Asia Pacific markets rose on Monday following news of the decision by the BOJ to boost monetary easing. Japanese stocks led to gains in the region's major markets, while the Nikkei 225 fell 2.71 percent to close at 19,783.22.
Robot manufacturer Fanuc's shares were down 11.95 percent after the company's financial results for the year ended March 2020 were announced. Also the Topix index advanced 1.83 percent to finish its trading day at 1.447.25.
Just before the 80 trillion yen (S$1.06 trillion) limit on government bond purchases was lifted, purchases made by the Bank of Japan were far below the target, Taro Saito, senior economist at NLI Research Institute, said.
The BOJ also revised down growth estimates for the world's third-largest economy in a quarterly economic report published on Monday.
It now predicts the economy would contract 3.0-5.0 percent for the current fiscal year to March 2021, compared to the previous estimate of 0.8-1.1 percent growth.
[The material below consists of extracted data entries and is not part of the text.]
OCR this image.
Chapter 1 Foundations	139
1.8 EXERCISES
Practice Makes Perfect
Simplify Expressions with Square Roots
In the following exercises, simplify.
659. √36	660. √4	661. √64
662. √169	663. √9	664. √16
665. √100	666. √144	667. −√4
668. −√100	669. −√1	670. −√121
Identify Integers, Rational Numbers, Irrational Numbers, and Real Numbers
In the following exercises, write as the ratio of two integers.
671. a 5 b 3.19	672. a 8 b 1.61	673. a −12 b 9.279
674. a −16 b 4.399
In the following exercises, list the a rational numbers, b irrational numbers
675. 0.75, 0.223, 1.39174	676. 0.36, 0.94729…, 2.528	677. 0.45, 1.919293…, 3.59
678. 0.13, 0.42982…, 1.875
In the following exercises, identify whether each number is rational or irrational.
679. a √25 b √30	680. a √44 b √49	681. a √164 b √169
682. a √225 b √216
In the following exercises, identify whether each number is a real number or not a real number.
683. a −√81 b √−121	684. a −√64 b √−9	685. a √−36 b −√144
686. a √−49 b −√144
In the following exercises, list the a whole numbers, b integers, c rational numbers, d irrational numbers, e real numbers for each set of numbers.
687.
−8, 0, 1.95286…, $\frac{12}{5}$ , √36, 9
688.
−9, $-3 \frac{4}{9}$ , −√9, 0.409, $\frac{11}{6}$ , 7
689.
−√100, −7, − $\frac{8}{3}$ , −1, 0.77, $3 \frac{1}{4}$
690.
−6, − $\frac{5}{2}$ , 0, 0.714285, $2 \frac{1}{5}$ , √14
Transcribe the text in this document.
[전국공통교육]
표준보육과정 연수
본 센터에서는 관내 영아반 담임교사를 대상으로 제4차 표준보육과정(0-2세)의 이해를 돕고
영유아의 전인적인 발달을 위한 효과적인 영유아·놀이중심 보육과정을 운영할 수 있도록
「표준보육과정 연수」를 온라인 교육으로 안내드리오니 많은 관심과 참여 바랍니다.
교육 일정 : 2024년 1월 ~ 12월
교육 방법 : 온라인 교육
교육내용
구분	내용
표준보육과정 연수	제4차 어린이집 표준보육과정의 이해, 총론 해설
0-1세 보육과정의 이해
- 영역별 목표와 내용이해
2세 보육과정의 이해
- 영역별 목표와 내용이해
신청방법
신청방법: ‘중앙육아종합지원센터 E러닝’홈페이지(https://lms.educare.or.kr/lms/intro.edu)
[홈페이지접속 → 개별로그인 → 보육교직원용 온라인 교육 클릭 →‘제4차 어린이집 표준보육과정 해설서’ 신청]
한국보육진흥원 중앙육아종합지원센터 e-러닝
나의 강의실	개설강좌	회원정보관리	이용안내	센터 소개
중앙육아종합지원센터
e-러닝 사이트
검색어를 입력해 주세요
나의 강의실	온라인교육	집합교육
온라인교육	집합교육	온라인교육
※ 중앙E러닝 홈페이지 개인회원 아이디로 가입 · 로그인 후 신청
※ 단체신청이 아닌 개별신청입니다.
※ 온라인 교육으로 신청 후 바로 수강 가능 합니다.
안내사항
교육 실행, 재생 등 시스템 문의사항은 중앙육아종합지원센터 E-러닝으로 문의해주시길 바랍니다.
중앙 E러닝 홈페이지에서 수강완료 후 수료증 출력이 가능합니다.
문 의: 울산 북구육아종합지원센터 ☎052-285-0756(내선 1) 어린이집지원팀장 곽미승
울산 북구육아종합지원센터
Governor Haruhiko Kuroda insisted that the move explained its constructive, active attitude towards buying government debt and vowed that the central bank would do all it could to support an economy facing a bigger hit than the ill effects from the global financial crisis. The BOJ chief denied the bank was merely supporting government debt.
Meanwhile, Chinese stocks rose on the day, with the Shanghai composite advancing 0.25 percent to around 2.815.49, while the Shenzhen composite weakened fractionally to around 1.738.05. As of its final trading hour, Hong Kong's Hang Seng index also jumped around 1.9 percent.